• U.S.

Education: First-Class Eagle

1 minute read
TIME

While U. S. campuses rang with denunciations of Adolf Hitler, the Führer last week decorated five U. S. pedagogues with the Order of Merit of the German Eagle. The New York Times promptly wired the professors to find out if they would accept the awards. A reply came from Iowa-born Karl Frederick Geiser, a retired Oberlin College professor whose highest previous honor was a teaching fellowship in Germany during 1936-37. Author of a work called Democracy versus Autocracy (1918) and of a translation of Sombart’s Deutscher Sozialismus (1937), Professor Geiser wanted to keep his medal (first-class German Eagle), did his best to make a case for it.
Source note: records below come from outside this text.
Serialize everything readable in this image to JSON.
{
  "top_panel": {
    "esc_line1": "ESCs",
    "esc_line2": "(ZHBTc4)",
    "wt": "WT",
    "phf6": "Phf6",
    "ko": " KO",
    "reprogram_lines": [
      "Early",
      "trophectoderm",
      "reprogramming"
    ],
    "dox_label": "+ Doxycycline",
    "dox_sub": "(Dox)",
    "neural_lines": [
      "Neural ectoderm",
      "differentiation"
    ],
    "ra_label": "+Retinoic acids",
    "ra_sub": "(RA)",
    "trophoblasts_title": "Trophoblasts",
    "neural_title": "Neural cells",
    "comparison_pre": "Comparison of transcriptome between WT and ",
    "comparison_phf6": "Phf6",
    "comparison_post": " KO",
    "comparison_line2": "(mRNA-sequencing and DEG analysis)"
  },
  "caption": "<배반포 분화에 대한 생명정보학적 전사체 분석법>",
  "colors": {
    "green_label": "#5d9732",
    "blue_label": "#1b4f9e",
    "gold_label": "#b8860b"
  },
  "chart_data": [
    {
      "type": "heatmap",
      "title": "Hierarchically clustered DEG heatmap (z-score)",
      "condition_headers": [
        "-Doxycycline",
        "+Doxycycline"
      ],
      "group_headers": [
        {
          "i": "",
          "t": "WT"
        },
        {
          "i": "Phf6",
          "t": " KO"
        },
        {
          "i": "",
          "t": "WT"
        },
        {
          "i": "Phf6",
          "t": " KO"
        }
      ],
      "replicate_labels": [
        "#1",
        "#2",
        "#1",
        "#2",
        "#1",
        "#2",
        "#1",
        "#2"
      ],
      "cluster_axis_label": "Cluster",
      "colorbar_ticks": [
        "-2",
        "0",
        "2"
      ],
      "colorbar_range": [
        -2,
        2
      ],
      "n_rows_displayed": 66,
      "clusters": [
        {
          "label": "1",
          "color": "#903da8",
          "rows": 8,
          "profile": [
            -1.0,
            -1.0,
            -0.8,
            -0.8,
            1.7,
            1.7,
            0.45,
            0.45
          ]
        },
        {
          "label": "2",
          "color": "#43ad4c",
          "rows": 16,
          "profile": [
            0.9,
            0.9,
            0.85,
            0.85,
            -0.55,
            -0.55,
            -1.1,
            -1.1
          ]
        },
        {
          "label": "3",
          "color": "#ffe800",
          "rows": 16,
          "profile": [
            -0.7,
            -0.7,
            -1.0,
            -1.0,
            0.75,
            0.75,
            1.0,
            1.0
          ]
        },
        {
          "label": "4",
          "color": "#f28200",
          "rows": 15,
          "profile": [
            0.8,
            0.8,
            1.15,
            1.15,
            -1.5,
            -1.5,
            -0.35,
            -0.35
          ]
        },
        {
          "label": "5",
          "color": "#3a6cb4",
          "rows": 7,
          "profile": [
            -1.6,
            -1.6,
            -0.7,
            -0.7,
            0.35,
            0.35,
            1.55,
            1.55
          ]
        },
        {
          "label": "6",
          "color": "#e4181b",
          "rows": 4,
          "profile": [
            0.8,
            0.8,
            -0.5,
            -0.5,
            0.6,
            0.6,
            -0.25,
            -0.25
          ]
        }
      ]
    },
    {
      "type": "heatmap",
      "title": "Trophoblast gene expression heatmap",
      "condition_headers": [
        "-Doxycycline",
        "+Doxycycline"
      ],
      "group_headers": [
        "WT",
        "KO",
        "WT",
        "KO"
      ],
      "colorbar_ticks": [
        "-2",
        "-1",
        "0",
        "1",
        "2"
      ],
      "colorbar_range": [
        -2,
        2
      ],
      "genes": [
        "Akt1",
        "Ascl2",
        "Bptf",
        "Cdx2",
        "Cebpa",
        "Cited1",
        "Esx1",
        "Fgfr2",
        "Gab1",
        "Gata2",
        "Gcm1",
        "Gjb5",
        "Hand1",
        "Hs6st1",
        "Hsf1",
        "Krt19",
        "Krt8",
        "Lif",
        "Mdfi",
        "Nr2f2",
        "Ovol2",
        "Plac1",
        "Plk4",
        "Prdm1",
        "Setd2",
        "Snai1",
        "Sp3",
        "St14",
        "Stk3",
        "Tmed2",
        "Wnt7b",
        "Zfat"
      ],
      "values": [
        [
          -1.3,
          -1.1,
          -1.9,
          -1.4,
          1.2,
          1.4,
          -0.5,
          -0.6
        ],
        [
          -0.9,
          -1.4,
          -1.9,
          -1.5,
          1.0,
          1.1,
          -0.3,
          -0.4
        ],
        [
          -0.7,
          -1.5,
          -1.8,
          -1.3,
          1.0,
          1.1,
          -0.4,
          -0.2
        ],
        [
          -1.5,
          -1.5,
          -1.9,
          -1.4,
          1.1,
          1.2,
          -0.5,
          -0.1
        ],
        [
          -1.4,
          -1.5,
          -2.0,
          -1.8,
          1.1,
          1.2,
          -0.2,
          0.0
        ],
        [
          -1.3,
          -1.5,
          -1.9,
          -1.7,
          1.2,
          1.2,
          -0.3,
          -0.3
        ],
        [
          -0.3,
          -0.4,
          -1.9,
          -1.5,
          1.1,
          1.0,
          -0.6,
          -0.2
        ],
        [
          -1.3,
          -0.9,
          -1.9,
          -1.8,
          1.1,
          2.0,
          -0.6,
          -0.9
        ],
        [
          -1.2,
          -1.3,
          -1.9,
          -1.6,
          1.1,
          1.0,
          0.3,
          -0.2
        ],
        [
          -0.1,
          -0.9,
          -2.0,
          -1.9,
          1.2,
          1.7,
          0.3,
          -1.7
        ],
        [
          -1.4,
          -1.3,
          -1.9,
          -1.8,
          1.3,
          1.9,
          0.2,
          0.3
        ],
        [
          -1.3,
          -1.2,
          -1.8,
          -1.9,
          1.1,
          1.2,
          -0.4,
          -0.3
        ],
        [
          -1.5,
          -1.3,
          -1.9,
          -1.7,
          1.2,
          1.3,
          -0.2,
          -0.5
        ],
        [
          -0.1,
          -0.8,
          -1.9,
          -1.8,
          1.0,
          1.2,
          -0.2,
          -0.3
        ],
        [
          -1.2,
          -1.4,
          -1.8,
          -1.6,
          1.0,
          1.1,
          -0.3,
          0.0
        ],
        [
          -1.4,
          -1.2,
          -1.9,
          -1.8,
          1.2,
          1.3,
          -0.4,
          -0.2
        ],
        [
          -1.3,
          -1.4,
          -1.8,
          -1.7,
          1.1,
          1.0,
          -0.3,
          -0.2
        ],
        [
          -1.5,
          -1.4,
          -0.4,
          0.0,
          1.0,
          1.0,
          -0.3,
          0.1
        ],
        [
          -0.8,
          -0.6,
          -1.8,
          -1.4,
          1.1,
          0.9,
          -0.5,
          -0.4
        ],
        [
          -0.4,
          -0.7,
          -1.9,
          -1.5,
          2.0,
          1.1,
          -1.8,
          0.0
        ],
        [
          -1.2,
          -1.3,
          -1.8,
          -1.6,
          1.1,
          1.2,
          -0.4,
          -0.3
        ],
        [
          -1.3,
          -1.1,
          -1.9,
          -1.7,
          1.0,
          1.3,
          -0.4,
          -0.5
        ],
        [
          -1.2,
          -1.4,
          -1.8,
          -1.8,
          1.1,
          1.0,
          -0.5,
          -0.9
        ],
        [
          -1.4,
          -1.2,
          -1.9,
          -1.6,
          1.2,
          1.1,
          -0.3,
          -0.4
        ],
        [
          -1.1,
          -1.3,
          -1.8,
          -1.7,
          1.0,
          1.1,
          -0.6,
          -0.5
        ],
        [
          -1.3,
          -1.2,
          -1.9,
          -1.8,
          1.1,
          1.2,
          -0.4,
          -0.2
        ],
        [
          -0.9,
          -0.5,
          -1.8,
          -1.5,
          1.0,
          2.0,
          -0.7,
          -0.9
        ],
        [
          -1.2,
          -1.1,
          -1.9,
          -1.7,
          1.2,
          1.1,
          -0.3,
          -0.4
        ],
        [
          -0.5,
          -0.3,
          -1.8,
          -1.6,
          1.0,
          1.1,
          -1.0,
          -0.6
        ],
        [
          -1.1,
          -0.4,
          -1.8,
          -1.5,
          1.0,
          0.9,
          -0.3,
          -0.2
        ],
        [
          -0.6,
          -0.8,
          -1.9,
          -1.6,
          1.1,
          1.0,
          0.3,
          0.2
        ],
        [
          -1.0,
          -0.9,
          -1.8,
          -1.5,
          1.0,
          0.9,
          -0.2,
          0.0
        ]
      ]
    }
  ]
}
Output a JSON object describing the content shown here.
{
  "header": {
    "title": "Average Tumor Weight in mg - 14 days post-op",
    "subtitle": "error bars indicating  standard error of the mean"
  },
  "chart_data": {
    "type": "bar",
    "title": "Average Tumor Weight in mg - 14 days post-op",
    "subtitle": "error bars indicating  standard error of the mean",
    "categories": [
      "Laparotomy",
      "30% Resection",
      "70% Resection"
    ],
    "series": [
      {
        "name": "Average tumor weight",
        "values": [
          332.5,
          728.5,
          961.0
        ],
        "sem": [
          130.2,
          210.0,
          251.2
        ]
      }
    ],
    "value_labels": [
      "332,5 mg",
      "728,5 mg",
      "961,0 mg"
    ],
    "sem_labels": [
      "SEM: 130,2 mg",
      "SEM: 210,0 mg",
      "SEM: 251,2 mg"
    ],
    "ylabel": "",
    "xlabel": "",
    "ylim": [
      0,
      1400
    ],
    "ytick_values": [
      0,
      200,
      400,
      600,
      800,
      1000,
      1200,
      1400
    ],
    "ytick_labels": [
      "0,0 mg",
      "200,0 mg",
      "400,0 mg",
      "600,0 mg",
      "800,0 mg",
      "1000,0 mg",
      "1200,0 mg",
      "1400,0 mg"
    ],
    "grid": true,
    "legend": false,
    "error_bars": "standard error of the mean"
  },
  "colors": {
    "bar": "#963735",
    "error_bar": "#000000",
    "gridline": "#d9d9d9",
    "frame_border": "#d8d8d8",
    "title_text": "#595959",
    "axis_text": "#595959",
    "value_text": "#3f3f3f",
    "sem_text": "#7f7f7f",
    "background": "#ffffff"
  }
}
Said he: “I have consistently attempted to maintain the historical attitude of understanding and interpreting Germany. . . . Assuming that my citation by the present German Government is a recognition and appreciation of my efforts in behalf of justice toward Germany, I intend to accept. . . .”

No comment came from Stanford University’s Professor-Emeritus William Alpha Cooper, made a first-class German Eagle, or Professor Ralph Haswell Lutz, second-class. Said President Ray Lyman Wilbur: “It looks like an attempt by Hitler to look for friends. I’m glad he didn’t spot me.”